By Miranda Willson | 08/29/2025 01:29 PM EDT

The proposal would give the state primacy over coal ash, but environmentalists say Wyoming ash ponds are contaminating groundwater.

EPA Administrator Lee Zeldin speaks during a Cabinet meeting with President Donald Trump at the White House.

EPA Administrator Lee Zeldin speaks during a Cabinet meeting with President Donald Trump on Tuesday at the White House. Mark Schiefelbein/AP

EPA has proposed giving Wyoming regulatory control of in-state landfills and dump sites for ash generated by coal-fired power plants.

The state’s 19 ash dumps would primarily be regulated by Wyoming under the proposal signed Wednesday by EPA Administrator Lee Zeldin.
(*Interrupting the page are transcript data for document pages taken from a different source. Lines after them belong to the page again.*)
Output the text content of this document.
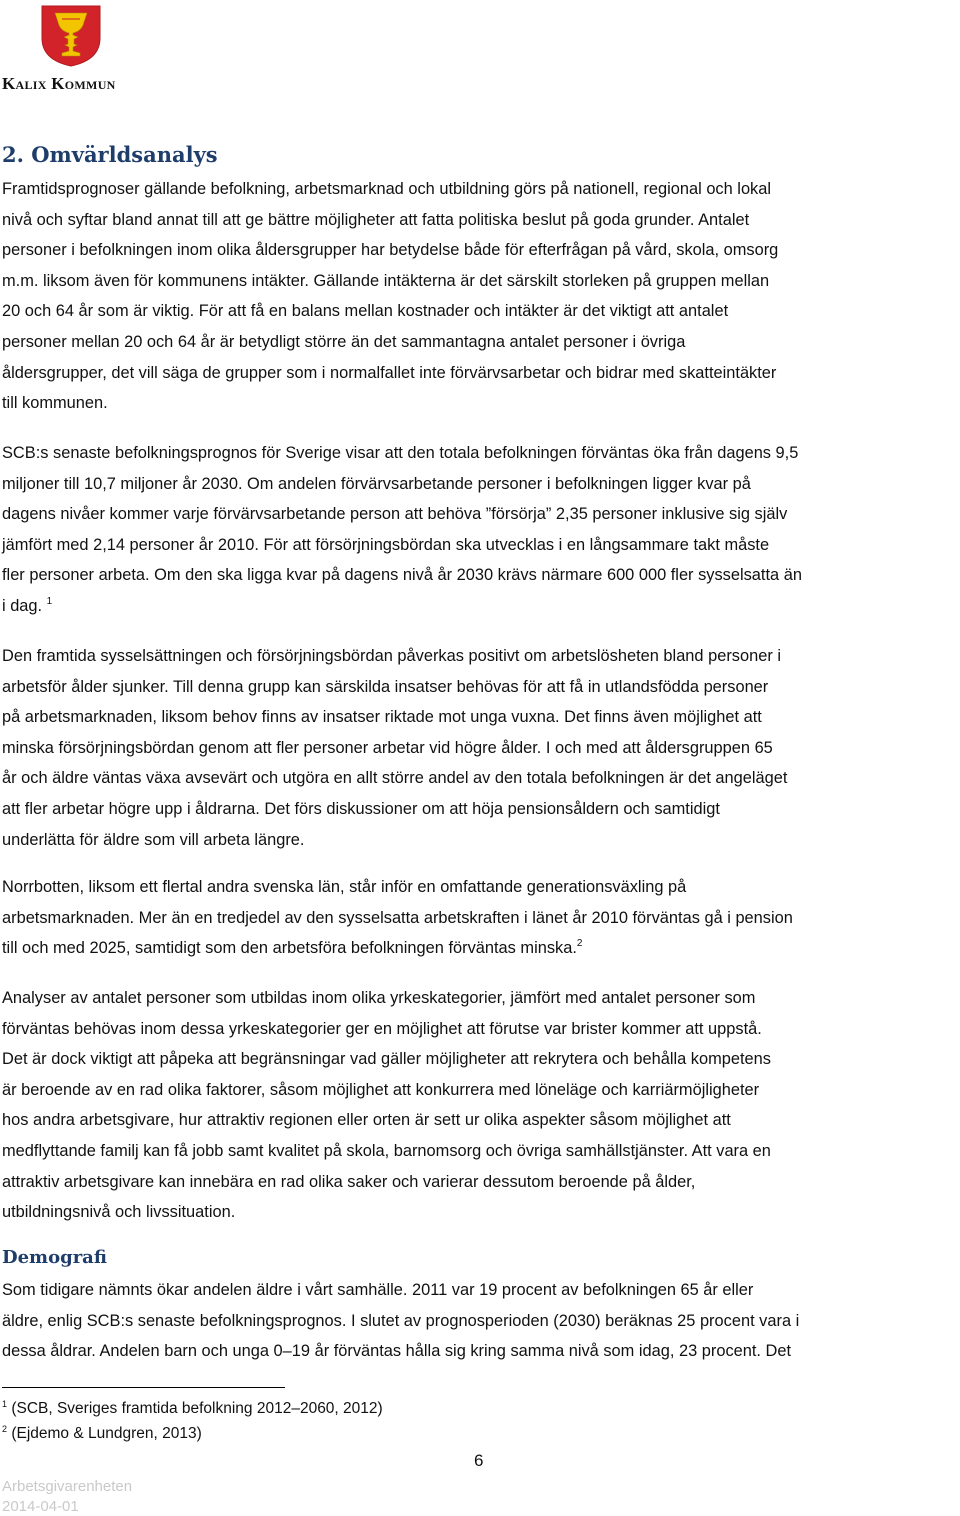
Kalix Kommun
2. Omvärldsanalys
Framtidsprognoser gällande befolkning, arbetsmarknad och utbildning görs på nationell, regional och lokal
nivå och syftar bland annat till att ge bättre möjligheter att fatta politiska beslut på goda grunder. Antalet
personer i befolkningen inom olika åldersgrupper har betydelse både för efterfrågan på vård, skola, omsorg
m.m. liksom även för kommunens intäkter. Gällande intäkterna är det särskilt storleken på gruppen mellan
20 och 64 år som är viktig. För att få en balans mellan kostnader och intäkter är det viktigt att antalet
personer mellan 20 och 64 år är betydligt större än det sammantagna antalet personer i övriga
åldersgrupper, det vill säga de grupper som i normalfallet inte förvärvsarbetar och bidrar med skatteintäkter
till kommunen.
SCB:s senaste befolkningsprognos för Sverige visar att den totala befolkningen förväntas öka från dagens 9,5
miljoner till 10,7 miljoner år 2030. Om andelen förvärvsarbetande personer i befolkningen ligger kvar på
dagens nivåer kommer varje förvärvsarbetande person att behöva ”försörja” 2,35 personer inklusive sig själv
jämfört med 2,14 personer år 2010. För att försörjningsbördan ska utvecklas i en långsammare takt måste
fler personer arbeta. Om den ska ligga kvar på dagens nivå år 2030 krävs närmare 600 000 fler sysselsatta än
i dag. $^1$
Den framtida sysselsättningen och försörjningsbördan påverkas positivt om arbetslösheten bland personer i
arbetsför ålder sjunker. Till denna grupp kan särskilda insatser behövas för att få in utlandsfödda personer
på arbetsmarknaden, liksom behov finns av insatser riktade mot unga vuxna. Det finns även möjlighet att
minska försörjningsbördan genom att fler personer arbetar vid högre ålder. I och med att åldersgruppen 65
år och äldre väntas växa avsevärt och utgöra en allt större andel av den totala befolkningen är det angeläget
att fler arbetar högre upp i åldrarna. Det förs diskussioner om att höja pensionsåldern och samtidigt
underlätta för äldre som vill arbeta längre.
Norrbotten, liksom ett flertal andra svenska län, står inför en omfattande generationsväxling på
arbetsmarknaden. Mer än en tredjedel av den sysselsatta arbetskraften i länet år 2010 förväntas gå i pension
till och med 2025, samtidigt som den arbetsföra befolkningen förväntas minska.$^2$
Analyser av antalet personer som utbildas inom olika yrkeskategorier, jämfört med antalet personer som
förväntas behövas inom dessa yrkeskategorier ger en möjlighet att förutse var brister kommer att uppstå.
Det är dock viktigt att påpeka att begränsningar vad gäller möjligheter att rekrytera och behålla kompetens
är beroende av en rad olika faktorer, såsom möjlighet att konkurrera med löneläge och karriärmöjligheter
hos andra arbetsgivare, hur attraktiv regionen eller orten är sett ur olika aspekter såsom möjlighet att
medflyttande familj kan få jobb samt kvalitet på skola, barnomsorg och övriga samhällstjänster. Att vara en
attraktiv arbetsgivare kan innebära en rad olika saker och varierar dessutom beroende på ålder,
utbildningsnivå och livssituation.
Demografi
Som tidigare nämnts ökar andelen äldre i vårt samhälle. 2011 var 19 procent av befolkningen 65 år eller
äldre, enlig SCB:s senaste befolkningsprognos. I slutet av prognosperioden (2030) beräknas 25 procent vara i
dessa åldrar. Andelen barn och unga 0–19 år förväntas hålla sig kring samma nivå som idag, 23 procent. Det
$^1$ (SCB, Sveriges framtida befolkning 2012–2060, 2012)
$^2$ (Ejdemo & Lundgren, 2013)
6
Arbetsgivarenheten
2014-04-01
The state has sufficient staff and funding to take on that role, the proposal said.

“Today’s approval of Wyoming’s coal combustion residuals program is a win for cooperative federalism,” Zeldin said in a news release. “By empowering state experts who know their communities best, we’re advancing smart permitting reform and helping unleash American energy responsibly, while giving industry the regulatory certainty needed to invest and create jobs.”    

Advertisement

Coal ash contains cadmium, mercury and other heavy metals. It is, by volume, one of the nation’s largest industrial waste streams.